Some years ago, Arundhati Roy argued how NGO-isation depoliticized and killed public resistance movements. It has been a widely held point-of-view globally as well that NGOs speaking up for people is a ploy of capitalism and exploitative States to convert genuine resistance movements into negotiations. NGO-isation leading to genuine activists being coopted into the system as its paid agents ensures that any potential resistance can be muffled, controlled or regulated.

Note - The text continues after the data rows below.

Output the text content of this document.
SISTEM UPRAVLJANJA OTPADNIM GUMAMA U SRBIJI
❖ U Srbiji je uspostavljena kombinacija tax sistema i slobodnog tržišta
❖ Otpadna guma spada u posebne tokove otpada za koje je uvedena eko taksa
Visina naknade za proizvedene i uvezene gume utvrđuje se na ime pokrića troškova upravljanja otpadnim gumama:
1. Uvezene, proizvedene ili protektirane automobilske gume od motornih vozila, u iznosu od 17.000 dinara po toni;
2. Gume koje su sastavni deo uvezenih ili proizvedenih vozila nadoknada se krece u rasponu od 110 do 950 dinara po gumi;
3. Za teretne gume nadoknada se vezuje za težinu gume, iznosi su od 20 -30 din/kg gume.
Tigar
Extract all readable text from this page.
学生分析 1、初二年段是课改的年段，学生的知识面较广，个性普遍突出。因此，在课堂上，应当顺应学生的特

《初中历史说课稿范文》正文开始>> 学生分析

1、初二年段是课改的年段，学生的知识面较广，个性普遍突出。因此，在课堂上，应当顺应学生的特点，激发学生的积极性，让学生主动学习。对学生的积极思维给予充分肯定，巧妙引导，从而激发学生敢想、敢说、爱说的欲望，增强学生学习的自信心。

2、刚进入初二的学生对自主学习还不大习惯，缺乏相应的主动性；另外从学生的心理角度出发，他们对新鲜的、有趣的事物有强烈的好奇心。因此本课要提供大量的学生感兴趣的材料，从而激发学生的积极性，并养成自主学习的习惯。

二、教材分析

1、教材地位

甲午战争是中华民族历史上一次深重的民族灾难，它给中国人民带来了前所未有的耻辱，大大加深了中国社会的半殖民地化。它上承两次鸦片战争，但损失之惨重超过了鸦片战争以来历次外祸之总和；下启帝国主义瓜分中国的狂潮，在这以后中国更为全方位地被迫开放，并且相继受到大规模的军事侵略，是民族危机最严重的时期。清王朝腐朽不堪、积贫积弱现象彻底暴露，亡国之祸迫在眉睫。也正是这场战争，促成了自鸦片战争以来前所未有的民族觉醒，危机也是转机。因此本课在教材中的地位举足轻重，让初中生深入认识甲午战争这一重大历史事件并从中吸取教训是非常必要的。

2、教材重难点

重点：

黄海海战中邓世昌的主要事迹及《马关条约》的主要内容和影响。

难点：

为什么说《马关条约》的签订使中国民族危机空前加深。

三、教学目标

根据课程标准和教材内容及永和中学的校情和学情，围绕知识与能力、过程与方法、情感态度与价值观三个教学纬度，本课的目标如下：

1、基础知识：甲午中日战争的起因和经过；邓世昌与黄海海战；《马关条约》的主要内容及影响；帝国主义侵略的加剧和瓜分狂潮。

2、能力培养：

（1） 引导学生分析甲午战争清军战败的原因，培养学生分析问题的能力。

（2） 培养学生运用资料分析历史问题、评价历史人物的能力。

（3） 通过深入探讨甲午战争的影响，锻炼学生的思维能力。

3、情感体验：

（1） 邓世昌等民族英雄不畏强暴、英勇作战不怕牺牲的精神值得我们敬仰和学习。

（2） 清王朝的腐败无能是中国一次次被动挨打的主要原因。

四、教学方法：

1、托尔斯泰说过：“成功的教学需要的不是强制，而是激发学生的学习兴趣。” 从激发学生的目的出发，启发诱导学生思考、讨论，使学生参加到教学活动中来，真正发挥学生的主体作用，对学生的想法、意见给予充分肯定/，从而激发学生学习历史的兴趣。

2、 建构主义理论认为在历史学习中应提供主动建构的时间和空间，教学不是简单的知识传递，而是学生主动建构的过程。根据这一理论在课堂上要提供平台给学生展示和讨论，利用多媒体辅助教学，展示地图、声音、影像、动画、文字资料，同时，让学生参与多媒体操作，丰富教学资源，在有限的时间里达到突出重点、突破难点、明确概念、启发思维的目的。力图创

What’s happening in Kerala in the wake of the acquittal of the accused in the sexual abuse and death of two minor girls for want of evidence is something similar. Although the acquittal appeared to be gross injustice because the police and the prosecution have obviously failed to convince the court that the accused had indeed committed the crime, and the victims’ parents charged the ruling party with sabotaging the case, there’s hardly any public outcry except sporadic social media posts. Viewed against the violence unleashed on Kerala’s streets a few years ago when a woman—who had been arrested and jailed for defrauding people—accused the ministers and MLAs of the UDF government of both financial and sexual exploitation, this is bizarre.
If one looks at the case closely, everything about it is absolutely ridiculous and makes one worry about the latent lawlessness in a society: A 13-year-old girl from a very poor Dalit family “commits” suicide and her autopsy reveals that she was sexually abused, that too repeatedly, and that she bore injuries that were consistent with sexual abuse. Less than two months later, her sister, just about nine years old, also “commits” suicide in the same fashion. The police make arrest, registers a case, investigates and frames charges. Finally, when the trial is concluded, the judge proclaims that there was not enough evidence to sentence the accused.